Impact of Serum Adiponectin Concentration on Progression of Carotid Atherosclerosis in Patients with Type 2 Diabetes Mellitus.
- Author:
Chul Sik KIM
1
;
Ju Ri PARK
;
Sung Hoon YU
;
Jun Goo KANG
;
Ohk Hyun RYU
;
Seong Jin LEE
;
Eun Gyung HONG
;
Doo Man KIM
;
Jae Myung YOO
;
Sung Hee IHM
;
Moon Gi CHOI
;
Hyung Joon YOO
Author Information
- Publication Type:Original Article
- Keywords: Adiponectin; Carotid atherosclerosis; Carotid intima media thickness; Type 2 diabetes mellitus
- MeSH: Adiponectin; Ambulatory Care Facilities; Atherosclerosis; Cardiovascular Diseases; Carotid Artery Diseases; Carotid Intima-Media Thickness; Cause of Death; Cholesterol, LDL; Diabetes Mellitus, Type 2; Follow-Up Studies; Humans; Prospective Studies; Risk Factors
- From:Endocrinology and Metabolism 2012;27(1):31-38
- CountryRepublic of Korea
- Language:Korean
- Abstract: BACKGROUND: Increased cardiovascular events, which is the leading cause of death in type 2 diabetic patients, are mainly caused by accelerated atherosclerosis. Adiponectin has been suggested as a risk factor for cardiovascular diseases in cross-sectional studies.
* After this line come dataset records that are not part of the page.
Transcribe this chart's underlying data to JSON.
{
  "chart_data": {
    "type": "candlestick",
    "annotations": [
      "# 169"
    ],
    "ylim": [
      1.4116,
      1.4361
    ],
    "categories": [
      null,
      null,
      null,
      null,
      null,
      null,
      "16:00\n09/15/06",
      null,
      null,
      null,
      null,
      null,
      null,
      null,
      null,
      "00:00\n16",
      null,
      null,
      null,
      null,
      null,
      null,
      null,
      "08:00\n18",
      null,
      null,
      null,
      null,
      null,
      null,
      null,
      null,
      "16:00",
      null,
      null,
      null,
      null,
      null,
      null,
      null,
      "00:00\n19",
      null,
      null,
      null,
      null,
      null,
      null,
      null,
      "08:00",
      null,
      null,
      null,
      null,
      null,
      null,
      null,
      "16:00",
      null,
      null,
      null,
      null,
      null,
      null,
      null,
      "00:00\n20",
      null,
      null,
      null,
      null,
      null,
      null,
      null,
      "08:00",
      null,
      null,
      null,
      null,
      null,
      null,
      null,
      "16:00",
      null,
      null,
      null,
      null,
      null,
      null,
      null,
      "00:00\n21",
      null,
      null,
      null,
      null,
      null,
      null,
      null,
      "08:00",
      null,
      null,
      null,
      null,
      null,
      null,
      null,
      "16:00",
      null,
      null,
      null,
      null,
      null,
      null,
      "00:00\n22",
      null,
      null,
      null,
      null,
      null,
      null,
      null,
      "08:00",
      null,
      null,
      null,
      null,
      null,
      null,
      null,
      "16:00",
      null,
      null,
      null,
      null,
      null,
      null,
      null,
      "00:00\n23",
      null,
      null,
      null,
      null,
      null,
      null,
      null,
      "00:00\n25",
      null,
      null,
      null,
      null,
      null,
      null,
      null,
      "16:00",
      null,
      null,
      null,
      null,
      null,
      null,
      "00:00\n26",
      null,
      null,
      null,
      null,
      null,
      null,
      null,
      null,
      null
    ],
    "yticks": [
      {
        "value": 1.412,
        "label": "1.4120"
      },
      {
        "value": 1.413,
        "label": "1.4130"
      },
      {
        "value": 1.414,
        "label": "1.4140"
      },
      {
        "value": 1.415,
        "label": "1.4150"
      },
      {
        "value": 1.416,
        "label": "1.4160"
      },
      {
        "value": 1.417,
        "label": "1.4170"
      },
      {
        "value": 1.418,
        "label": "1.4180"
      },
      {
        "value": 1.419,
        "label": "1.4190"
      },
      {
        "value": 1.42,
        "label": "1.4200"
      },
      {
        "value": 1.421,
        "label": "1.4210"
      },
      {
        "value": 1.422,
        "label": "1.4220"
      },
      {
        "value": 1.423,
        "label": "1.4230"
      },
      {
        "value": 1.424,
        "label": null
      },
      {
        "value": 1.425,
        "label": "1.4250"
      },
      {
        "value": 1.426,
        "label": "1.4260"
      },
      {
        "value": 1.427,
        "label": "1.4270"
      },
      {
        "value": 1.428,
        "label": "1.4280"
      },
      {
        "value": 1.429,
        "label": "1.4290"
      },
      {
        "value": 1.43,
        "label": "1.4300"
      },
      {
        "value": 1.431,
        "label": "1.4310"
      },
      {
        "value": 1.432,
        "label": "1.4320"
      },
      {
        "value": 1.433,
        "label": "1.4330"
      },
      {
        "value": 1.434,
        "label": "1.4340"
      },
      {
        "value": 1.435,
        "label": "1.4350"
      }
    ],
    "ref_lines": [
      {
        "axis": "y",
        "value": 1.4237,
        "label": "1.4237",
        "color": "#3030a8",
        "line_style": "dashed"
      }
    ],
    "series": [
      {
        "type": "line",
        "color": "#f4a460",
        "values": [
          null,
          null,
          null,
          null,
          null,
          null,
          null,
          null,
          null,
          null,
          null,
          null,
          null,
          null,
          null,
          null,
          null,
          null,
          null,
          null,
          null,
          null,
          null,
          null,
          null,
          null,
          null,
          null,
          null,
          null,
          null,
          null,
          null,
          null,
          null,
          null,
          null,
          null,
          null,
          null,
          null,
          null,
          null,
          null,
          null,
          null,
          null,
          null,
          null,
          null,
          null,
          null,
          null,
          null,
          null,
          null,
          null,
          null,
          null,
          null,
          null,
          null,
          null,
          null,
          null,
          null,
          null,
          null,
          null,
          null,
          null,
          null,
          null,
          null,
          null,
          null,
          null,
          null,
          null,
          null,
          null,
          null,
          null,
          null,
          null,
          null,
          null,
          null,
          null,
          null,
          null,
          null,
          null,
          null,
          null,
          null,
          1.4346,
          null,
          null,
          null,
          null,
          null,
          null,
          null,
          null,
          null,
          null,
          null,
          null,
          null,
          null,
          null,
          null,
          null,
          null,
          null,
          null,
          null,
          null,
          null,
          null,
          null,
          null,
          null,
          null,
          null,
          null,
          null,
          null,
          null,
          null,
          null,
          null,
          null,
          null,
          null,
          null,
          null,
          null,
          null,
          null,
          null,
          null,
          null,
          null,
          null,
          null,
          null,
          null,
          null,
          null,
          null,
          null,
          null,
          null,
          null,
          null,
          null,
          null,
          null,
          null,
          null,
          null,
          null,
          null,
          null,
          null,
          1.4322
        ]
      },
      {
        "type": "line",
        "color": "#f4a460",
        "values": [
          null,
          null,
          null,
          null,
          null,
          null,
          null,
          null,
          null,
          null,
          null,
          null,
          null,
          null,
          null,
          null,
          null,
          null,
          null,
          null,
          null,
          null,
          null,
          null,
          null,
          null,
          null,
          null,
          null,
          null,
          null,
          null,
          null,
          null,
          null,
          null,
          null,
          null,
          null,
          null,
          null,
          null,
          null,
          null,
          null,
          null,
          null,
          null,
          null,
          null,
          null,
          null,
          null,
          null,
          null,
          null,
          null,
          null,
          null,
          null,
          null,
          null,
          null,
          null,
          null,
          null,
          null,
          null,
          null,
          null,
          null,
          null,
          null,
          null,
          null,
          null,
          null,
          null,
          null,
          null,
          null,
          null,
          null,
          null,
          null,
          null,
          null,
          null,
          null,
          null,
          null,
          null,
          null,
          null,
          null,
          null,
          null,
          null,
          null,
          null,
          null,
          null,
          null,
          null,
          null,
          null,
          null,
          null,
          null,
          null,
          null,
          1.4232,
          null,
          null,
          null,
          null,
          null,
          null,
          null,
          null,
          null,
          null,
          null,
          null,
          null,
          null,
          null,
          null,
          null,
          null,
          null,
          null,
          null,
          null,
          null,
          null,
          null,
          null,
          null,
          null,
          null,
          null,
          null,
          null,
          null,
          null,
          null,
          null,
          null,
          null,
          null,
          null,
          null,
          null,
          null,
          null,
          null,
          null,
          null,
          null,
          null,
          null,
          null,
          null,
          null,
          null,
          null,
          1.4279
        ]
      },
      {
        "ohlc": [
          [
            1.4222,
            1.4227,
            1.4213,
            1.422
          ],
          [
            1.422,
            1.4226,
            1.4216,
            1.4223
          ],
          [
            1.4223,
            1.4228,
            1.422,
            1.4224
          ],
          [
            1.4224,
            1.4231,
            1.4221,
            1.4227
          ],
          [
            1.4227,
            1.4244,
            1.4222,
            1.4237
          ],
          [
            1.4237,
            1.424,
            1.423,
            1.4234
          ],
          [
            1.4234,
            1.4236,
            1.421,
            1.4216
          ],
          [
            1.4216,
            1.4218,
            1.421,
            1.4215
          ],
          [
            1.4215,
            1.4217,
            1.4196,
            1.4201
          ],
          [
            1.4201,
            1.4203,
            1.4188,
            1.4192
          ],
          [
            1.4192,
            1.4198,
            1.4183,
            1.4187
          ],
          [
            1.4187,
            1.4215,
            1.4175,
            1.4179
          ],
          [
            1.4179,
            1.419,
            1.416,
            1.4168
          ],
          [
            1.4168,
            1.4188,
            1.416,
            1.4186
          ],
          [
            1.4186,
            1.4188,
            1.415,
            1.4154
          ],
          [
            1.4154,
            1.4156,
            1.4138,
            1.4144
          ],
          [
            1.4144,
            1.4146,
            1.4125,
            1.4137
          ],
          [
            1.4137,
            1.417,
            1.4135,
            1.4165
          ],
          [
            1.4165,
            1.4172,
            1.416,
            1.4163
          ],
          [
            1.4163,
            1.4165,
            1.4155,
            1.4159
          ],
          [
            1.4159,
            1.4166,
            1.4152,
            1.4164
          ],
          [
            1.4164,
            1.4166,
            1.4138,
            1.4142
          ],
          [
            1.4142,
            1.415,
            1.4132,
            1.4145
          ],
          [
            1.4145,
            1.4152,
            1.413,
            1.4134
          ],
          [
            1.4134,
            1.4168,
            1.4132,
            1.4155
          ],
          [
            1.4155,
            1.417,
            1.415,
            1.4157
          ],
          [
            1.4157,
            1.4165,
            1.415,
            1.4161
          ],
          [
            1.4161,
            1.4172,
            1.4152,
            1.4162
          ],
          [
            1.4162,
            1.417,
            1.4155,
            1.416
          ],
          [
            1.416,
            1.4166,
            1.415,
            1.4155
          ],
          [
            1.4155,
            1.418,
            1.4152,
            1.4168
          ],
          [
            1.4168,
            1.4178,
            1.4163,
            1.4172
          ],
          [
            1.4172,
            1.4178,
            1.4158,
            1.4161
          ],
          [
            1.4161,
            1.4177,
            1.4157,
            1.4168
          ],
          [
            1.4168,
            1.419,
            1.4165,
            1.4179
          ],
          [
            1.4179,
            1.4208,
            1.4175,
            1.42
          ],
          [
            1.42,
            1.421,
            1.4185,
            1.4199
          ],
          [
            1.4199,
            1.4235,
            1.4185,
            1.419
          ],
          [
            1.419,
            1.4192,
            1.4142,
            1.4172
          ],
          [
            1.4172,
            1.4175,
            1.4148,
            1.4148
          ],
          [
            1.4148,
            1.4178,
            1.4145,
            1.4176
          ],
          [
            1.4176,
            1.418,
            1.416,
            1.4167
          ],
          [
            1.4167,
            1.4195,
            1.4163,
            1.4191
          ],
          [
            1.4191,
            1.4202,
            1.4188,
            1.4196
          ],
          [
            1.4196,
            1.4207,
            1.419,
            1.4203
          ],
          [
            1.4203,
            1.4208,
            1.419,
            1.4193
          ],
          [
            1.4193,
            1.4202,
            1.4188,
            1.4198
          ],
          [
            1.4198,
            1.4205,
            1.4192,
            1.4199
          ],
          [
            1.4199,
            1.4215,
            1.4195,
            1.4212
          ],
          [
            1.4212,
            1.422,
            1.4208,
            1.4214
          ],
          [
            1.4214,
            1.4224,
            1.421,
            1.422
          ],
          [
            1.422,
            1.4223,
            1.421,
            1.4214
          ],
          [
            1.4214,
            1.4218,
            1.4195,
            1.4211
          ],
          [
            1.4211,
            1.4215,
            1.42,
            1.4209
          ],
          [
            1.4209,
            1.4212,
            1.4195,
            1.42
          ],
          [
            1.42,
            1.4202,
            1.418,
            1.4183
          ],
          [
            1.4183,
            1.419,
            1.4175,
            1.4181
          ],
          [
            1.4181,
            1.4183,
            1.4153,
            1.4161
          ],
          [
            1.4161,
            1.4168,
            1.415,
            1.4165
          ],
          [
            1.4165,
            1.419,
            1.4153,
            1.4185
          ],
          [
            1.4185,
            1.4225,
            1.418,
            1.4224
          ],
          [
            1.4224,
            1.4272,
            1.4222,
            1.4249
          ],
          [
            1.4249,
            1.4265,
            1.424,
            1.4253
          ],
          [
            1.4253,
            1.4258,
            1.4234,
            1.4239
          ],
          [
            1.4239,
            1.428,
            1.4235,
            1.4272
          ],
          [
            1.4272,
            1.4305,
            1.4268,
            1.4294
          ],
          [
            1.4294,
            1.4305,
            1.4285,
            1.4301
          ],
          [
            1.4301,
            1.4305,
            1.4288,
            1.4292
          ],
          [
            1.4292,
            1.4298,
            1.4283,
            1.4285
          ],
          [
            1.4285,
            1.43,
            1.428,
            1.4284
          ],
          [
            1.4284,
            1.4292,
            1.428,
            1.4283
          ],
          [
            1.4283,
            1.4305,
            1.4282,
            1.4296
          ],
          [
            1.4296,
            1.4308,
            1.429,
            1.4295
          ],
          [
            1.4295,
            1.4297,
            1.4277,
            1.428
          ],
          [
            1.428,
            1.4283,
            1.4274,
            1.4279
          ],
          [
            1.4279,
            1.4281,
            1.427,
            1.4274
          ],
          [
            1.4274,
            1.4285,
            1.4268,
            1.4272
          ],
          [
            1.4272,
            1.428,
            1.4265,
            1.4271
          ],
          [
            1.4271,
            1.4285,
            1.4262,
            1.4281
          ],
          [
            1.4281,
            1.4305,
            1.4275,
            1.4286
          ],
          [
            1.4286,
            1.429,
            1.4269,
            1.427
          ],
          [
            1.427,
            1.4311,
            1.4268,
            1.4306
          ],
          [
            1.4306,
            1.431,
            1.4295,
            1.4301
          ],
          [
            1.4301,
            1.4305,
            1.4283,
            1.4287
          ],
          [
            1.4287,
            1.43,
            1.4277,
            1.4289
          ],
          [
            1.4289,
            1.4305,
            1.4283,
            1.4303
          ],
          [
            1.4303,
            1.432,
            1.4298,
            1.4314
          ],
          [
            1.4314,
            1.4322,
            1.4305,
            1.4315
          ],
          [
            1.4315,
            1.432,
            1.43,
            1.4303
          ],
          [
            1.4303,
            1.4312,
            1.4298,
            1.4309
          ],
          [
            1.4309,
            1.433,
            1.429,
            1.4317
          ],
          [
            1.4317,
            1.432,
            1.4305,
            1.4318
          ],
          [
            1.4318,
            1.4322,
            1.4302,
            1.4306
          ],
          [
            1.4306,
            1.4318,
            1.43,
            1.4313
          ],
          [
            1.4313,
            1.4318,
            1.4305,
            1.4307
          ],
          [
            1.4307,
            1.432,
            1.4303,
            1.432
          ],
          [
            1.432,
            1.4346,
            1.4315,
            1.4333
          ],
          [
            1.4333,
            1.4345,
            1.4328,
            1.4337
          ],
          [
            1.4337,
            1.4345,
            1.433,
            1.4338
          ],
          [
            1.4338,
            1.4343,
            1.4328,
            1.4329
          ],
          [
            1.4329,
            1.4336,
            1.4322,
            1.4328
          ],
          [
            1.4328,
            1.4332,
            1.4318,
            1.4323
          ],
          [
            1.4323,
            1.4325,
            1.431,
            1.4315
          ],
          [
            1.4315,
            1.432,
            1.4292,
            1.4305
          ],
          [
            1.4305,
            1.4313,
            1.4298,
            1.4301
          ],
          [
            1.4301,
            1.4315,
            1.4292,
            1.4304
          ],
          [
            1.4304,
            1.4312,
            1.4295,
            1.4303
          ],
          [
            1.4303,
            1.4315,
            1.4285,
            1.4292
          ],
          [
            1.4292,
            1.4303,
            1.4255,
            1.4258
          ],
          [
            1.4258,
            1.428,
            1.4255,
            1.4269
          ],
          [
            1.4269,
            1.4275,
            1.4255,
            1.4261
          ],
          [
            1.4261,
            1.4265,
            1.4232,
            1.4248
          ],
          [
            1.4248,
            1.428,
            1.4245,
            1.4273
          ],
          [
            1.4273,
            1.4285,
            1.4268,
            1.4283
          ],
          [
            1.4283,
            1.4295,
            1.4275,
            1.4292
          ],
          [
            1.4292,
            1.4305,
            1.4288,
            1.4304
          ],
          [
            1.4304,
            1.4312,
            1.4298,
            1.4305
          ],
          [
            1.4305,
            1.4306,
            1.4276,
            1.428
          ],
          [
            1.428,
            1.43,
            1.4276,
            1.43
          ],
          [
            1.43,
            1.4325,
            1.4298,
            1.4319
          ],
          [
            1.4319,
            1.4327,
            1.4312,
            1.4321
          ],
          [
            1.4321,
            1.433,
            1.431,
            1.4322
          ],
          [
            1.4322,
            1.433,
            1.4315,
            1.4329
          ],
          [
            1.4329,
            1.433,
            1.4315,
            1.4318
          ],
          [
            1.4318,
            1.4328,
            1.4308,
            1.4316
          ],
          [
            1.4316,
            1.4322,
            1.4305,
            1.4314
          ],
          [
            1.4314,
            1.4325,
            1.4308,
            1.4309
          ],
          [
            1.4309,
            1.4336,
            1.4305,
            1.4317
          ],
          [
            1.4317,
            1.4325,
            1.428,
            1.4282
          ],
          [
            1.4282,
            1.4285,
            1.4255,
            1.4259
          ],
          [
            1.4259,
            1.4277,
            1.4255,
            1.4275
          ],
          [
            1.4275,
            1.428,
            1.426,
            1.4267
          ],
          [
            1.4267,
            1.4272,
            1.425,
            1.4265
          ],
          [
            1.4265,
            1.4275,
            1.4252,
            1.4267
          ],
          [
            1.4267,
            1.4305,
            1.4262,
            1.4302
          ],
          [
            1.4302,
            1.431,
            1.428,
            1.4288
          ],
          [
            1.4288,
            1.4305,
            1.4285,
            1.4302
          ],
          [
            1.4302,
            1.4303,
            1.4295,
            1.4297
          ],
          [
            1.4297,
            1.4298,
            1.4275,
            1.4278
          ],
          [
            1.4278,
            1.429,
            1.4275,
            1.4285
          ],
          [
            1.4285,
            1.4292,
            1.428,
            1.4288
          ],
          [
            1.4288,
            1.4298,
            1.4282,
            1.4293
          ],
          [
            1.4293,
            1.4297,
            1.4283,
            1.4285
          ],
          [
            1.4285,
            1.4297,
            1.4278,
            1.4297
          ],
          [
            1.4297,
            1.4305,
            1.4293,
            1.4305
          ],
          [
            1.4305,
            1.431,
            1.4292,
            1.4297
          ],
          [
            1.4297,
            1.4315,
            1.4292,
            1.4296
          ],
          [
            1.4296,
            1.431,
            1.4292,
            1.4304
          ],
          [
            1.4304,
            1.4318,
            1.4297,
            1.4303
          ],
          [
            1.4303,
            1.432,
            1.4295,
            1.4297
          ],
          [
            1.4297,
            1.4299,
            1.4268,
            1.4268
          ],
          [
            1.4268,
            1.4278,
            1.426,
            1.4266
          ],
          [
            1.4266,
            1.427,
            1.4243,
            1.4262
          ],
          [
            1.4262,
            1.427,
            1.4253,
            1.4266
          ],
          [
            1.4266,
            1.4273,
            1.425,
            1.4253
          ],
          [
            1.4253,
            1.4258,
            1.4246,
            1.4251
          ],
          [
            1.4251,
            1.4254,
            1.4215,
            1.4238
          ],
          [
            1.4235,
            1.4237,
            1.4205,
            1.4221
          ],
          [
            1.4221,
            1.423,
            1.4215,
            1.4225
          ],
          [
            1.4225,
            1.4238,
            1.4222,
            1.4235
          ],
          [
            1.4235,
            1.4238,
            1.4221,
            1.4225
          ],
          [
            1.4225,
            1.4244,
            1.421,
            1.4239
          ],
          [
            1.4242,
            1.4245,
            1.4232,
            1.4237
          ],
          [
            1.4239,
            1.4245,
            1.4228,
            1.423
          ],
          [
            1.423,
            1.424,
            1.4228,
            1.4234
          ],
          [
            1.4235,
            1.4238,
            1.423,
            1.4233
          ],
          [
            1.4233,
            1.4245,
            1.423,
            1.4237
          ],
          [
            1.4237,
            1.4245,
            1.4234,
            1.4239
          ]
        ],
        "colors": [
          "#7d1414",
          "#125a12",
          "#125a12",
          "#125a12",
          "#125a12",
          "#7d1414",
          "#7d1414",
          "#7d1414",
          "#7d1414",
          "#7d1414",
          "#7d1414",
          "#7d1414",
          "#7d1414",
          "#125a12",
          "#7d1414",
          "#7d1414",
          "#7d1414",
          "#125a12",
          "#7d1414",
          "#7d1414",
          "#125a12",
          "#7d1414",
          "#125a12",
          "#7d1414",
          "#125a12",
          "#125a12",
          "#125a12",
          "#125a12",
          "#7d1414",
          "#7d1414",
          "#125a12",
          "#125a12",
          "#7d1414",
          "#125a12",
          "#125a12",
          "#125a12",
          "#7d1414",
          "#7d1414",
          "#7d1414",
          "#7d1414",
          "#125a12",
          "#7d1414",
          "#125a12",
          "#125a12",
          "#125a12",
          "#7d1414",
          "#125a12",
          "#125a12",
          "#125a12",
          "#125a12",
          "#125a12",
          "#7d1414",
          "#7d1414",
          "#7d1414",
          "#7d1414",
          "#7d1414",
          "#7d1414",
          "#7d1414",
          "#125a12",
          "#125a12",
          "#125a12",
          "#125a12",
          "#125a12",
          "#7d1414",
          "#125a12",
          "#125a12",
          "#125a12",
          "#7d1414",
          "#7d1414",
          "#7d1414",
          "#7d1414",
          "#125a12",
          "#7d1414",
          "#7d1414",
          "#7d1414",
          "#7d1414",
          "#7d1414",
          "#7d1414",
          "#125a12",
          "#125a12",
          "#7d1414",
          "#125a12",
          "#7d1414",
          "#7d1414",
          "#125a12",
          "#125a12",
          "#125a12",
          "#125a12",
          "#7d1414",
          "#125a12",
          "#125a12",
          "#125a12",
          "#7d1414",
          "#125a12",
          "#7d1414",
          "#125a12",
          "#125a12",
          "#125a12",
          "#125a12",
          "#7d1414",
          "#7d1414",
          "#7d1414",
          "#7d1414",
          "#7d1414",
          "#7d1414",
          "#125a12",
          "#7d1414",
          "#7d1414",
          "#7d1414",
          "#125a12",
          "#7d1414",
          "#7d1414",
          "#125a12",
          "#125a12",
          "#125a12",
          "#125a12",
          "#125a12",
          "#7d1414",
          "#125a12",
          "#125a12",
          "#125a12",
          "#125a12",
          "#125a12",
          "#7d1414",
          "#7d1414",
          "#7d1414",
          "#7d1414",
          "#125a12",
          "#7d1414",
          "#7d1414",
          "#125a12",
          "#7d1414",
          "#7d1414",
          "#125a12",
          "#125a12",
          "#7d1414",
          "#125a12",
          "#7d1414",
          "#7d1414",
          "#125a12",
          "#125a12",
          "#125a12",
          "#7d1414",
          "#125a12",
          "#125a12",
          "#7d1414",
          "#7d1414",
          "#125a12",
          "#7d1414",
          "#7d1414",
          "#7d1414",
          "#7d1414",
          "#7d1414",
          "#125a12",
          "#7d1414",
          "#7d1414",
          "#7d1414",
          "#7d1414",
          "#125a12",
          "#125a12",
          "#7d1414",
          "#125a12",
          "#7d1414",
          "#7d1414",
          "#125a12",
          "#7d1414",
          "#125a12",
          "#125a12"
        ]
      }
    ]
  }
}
However, little is known about the impact of adiponectin on the progression of carotid atherosclerosis in type 2 diabetic patients. This study was conducted to evaluate the impact of early adiponectin levels on the progression of carotid atherosclerosis. METHODS: From March 2009, 150 patients with type 2 diabetes were consecutively enrolled in our affiliated outpatient clinic. Anthropometric and biochemical data, including adiponectin levels, were measured in each participant. We measured the carotid intima-media thickness (CIMT) at baseline and at 1-year follow-up (n = 111). Then, we prospectively studied the relationship between the serum adiponectin levels and the progression of CIMT for 1 year. RESULTS: Adiponectin levels negatively correlated with CIMT (r = -0.219, P = 0.015). Moreover, mean progression of CIMT was 0.016 +/- 0.040 mm. However, there was no correlation between adiponectin levels and the progression of CIMT within 1-year follow-up period (r = -0.156, P = 0.080). Age (beta = 0.556, P = 0.004), LDL cholesterol (beta = 0.276, P = 0.042), and A1C (beta = 0.309, P = 0.038) were found to be independent risk factors for CIMT. However, A1C (beta = 0.311, P = 0.042) was found to be the only independent risk factor for the progression of CIMT. CONCLUSION: In our study, adiponectin levels were negatively associated with CIMT. However, it did not affect the progression of CIMT at 1-year follow-up. Overall glycemic control is the most important factor in the progression of CIMT in patients with type 2 diabetes.